Domestic bond prices, with no Canadian data to influence a move, were up across the curve due largely to a drop in equity prices overnight that is expected to extend through the North American session.
At 9:30 a.m. (1430 GMT), the Canadian unit was at C$1.2435 to the U.S. dollar, or 80.42 U.S. cents, down from C$1.2265 to the U.S. dollar, or 81.53 U.S. cents, at Friday's close.
Oil prices dropped below $41 a barrel as a deepening U.S. recession shrank demand in the world's top fuel burner and evidence mounted of a global downturn.
That, along with lower prices for other commodities like gold, weighed on the domestic currency since Canada's economy relies heavily on exporting commodities.
It was enough to knock the Canadian dollar as far down as C$1.2451 to the U.S. dollar, or 80.31 U.S. cents, its lowest level since Jan. 23.
"It's very much about commodity prices," said Michael Gregory, senior economist at BMO Capital Markets. "They're down across the board ... oil, gas, gold the whole nine yards, so yeah it's all about commodity prices today that are helping to sort of weaken the currency."
There is no domestic data due until later in the week when the December building permits and January IVEY reports arrive. But the key report of the week will be Friday's January jobs data, which is expected to show the economy shed 40,000 jobs.

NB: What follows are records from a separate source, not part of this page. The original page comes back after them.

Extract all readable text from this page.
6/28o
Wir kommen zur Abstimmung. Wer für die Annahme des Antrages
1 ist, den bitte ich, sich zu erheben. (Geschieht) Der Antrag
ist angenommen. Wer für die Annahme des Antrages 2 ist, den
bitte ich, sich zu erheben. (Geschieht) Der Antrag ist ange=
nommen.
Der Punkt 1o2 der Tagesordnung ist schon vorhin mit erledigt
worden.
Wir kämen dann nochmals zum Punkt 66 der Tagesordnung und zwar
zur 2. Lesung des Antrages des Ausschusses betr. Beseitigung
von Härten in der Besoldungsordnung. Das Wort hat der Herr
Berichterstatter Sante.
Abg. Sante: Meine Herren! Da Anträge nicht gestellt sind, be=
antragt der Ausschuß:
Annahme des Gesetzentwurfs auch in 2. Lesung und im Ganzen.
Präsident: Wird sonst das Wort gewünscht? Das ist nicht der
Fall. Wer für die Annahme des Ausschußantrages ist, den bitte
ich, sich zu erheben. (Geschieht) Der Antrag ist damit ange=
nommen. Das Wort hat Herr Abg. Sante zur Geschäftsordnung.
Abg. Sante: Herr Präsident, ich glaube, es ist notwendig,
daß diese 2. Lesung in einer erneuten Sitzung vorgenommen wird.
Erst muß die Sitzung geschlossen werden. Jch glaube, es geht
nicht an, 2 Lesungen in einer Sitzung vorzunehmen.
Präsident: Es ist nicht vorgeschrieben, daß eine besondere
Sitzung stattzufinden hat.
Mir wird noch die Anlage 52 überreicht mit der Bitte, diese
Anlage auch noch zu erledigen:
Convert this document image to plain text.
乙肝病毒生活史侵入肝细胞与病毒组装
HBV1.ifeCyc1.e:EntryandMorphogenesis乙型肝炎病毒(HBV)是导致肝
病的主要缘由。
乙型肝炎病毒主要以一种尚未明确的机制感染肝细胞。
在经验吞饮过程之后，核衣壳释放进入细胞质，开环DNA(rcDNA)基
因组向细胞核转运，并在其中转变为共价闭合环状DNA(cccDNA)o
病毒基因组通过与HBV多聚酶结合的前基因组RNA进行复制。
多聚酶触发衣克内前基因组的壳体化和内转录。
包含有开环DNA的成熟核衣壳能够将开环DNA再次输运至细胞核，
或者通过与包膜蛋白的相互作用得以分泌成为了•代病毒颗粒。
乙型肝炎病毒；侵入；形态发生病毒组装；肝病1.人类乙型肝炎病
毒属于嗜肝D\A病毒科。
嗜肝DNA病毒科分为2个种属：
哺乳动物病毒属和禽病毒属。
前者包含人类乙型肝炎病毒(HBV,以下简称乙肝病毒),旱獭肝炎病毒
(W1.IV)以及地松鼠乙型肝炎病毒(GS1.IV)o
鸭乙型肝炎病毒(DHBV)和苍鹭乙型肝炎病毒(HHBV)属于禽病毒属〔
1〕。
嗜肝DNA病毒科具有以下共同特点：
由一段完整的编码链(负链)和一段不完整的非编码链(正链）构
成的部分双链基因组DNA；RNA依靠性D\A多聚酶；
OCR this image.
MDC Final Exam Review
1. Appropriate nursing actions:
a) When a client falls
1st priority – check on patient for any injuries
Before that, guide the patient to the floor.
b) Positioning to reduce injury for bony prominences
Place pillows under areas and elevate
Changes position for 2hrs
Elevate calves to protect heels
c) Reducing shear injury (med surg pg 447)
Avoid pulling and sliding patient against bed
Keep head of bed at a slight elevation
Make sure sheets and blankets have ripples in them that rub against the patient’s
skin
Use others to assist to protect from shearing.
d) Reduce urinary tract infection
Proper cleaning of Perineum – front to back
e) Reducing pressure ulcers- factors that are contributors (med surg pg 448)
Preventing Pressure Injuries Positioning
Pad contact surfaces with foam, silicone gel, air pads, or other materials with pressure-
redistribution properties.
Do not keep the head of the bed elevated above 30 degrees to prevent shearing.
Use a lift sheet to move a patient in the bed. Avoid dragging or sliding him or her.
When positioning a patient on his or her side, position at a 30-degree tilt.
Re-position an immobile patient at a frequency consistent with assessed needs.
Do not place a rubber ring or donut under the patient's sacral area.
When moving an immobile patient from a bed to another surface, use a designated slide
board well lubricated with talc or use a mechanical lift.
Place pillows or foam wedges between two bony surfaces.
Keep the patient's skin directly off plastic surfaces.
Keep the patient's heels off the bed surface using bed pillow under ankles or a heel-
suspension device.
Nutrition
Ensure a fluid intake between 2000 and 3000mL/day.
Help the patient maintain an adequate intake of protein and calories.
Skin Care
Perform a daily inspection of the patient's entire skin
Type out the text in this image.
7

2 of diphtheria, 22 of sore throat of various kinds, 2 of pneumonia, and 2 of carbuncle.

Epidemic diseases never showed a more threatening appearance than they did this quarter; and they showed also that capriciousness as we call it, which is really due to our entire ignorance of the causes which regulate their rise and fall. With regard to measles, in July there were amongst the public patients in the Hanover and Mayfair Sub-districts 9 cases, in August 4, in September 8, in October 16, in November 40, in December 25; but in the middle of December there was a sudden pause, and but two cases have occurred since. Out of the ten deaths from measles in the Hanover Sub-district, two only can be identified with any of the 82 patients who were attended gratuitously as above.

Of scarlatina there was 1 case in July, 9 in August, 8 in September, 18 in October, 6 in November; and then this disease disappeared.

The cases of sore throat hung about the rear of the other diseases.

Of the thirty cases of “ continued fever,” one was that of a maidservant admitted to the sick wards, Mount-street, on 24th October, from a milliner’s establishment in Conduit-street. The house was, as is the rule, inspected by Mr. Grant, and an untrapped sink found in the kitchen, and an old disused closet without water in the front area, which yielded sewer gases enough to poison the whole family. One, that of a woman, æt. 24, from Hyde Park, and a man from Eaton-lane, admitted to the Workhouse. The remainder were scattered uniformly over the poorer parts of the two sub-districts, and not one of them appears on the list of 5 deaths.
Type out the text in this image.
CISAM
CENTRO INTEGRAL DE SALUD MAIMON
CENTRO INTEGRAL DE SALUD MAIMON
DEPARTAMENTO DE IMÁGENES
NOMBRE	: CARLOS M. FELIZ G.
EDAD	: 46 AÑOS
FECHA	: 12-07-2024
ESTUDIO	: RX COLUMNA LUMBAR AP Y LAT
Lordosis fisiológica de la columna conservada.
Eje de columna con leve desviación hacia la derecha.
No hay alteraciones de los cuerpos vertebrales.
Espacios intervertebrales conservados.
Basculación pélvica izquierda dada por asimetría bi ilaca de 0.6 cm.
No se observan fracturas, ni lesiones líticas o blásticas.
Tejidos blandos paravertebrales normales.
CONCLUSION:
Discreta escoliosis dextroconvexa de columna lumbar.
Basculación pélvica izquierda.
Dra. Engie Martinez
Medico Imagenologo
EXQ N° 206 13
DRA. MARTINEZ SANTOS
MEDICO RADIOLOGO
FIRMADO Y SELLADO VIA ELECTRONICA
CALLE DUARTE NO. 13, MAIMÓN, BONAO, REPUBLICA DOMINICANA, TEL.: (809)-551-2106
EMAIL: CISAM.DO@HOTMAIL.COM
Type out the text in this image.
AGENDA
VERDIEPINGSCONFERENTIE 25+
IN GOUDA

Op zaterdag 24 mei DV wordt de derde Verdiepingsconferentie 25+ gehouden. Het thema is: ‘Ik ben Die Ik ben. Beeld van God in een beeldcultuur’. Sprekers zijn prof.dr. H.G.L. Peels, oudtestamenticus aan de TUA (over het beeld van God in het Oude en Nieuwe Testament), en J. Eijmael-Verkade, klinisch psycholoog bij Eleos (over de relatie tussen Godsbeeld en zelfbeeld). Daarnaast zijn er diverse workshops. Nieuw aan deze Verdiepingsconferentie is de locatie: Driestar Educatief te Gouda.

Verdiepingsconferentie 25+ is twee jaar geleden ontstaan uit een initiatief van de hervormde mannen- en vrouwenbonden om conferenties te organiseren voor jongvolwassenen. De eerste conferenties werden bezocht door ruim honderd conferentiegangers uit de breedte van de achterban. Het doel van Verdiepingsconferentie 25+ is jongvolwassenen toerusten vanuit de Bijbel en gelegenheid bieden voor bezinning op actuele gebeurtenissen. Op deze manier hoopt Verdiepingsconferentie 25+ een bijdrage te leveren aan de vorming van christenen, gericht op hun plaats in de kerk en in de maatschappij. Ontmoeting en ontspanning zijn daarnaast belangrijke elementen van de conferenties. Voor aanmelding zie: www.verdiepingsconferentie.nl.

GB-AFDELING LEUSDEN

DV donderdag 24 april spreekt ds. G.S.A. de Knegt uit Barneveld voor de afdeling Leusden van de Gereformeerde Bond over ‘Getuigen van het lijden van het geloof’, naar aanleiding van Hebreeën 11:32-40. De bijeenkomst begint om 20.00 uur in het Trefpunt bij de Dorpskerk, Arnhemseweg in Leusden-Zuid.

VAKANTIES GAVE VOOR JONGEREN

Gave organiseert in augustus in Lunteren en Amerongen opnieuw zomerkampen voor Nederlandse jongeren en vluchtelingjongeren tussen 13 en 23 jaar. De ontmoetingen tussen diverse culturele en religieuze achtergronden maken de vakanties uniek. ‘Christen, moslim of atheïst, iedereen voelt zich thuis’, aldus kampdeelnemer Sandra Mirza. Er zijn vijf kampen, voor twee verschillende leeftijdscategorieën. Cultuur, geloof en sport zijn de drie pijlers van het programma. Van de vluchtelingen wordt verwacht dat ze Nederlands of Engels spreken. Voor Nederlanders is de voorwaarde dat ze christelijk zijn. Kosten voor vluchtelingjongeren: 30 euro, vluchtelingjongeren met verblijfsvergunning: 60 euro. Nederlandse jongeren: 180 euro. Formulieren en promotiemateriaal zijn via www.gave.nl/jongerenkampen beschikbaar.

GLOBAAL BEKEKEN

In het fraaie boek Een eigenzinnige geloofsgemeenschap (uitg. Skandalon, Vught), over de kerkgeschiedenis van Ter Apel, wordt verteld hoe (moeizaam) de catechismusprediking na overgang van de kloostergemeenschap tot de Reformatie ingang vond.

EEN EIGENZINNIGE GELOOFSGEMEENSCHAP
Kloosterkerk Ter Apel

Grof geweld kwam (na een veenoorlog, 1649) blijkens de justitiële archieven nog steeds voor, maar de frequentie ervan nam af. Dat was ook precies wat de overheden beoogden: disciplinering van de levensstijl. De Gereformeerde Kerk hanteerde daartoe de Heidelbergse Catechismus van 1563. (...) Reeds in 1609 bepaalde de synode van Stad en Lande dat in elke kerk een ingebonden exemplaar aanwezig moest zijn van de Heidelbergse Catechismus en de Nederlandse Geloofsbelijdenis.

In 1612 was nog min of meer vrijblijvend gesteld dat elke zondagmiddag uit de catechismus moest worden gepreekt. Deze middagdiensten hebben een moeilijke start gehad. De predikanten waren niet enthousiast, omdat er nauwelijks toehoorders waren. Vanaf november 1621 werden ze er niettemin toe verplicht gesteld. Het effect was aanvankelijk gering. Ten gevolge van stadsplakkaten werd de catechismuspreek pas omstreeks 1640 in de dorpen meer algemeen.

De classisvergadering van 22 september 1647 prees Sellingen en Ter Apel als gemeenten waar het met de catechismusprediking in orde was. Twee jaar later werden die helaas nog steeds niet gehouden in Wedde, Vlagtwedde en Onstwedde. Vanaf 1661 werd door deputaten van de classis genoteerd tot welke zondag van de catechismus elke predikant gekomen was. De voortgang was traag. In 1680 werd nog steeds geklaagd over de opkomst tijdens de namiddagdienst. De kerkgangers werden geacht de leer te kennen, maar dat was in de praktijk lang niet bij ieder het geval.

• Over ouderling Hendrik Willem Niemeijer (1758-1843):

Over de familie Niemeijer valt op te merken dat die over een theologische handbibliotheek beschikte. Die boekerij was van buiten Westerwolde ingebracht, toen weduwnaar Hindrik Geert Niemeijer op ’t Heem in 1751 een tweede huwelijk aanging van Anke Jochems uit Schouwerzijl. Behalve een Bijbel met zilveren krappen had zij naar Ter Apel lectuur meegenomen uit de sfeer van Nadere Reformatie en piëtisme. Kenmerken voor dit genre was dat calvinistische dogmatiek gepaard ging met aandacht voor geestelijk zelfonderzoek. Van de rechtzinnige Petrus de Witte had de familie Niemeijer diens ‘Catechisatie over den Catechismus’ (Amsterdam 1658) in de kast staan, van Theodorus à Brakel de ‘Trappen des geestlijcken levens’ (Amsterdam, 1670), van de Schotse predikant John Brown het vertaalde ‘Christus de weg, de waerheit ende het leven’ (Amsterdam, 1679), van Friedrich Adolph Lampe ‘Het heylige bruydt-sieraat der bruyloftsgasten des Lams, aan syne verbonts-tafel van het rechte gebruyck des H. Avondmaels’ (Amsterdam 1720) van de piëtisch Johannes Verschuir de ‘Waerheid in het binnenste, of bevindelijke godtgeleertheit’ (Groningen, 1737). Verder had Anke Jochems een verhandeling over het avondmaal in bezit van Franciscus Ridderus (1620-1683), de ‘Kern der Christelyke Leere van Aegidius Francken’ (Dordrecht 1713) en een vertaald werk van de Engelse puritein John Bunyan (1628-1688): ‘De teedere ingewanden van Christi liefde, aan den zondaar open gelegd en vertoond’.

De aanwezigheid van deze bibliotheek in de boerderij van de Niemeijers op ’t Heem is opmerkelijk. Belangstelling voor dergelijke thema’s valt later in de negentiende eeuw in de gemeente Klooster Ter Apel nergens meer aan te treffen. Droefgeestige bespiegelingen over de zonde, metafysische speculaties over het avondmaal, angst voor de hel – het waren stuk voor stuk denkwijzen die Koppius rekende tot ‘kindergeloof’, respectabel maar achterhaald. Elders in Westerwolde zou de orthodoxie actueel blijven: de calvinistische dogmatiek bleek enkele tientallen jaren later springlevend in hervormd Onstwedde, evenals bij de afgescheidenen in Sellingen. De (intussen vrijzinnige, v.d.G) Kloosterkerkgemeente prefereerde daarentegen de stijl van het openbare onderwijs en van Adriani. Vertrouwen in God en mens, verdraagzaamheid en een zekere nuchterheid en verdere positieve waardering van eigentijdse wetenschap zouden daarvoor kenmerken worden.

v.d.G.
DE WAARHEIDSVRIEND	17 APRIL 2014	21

The Canadian dollar fell 0.4 percent last week.
BONDS ALL HIGHER
Canadian bond prices were higher across the curve given the combination of lower world stocks, U.S. data that underscored the rapid deterioration in consumer spending and spillover from last week's domestic data that showed the economy shrank in November.
Mark Chandler, fixed income strategist at RBC Capital Markets said weak equity markets were the primary driver of bond prices early on Monday. Toronto's key stock index dropped 1.2 percent at the open.
Investors fled riskier assets like stocks in favor of more secure government debt overnight as jitters intensified about poor economic data and falling corporate profits in a rapidly slowing global economy.
That trend was expected to continue through the North American session and keep bond prices higher.
The two-year bond was up 4 Canadian cents at C$102.43 to yield 1.397 percent, while the 10-year bond climbed 23 Canadian cents to C$109.80 to yield 3.035 percent.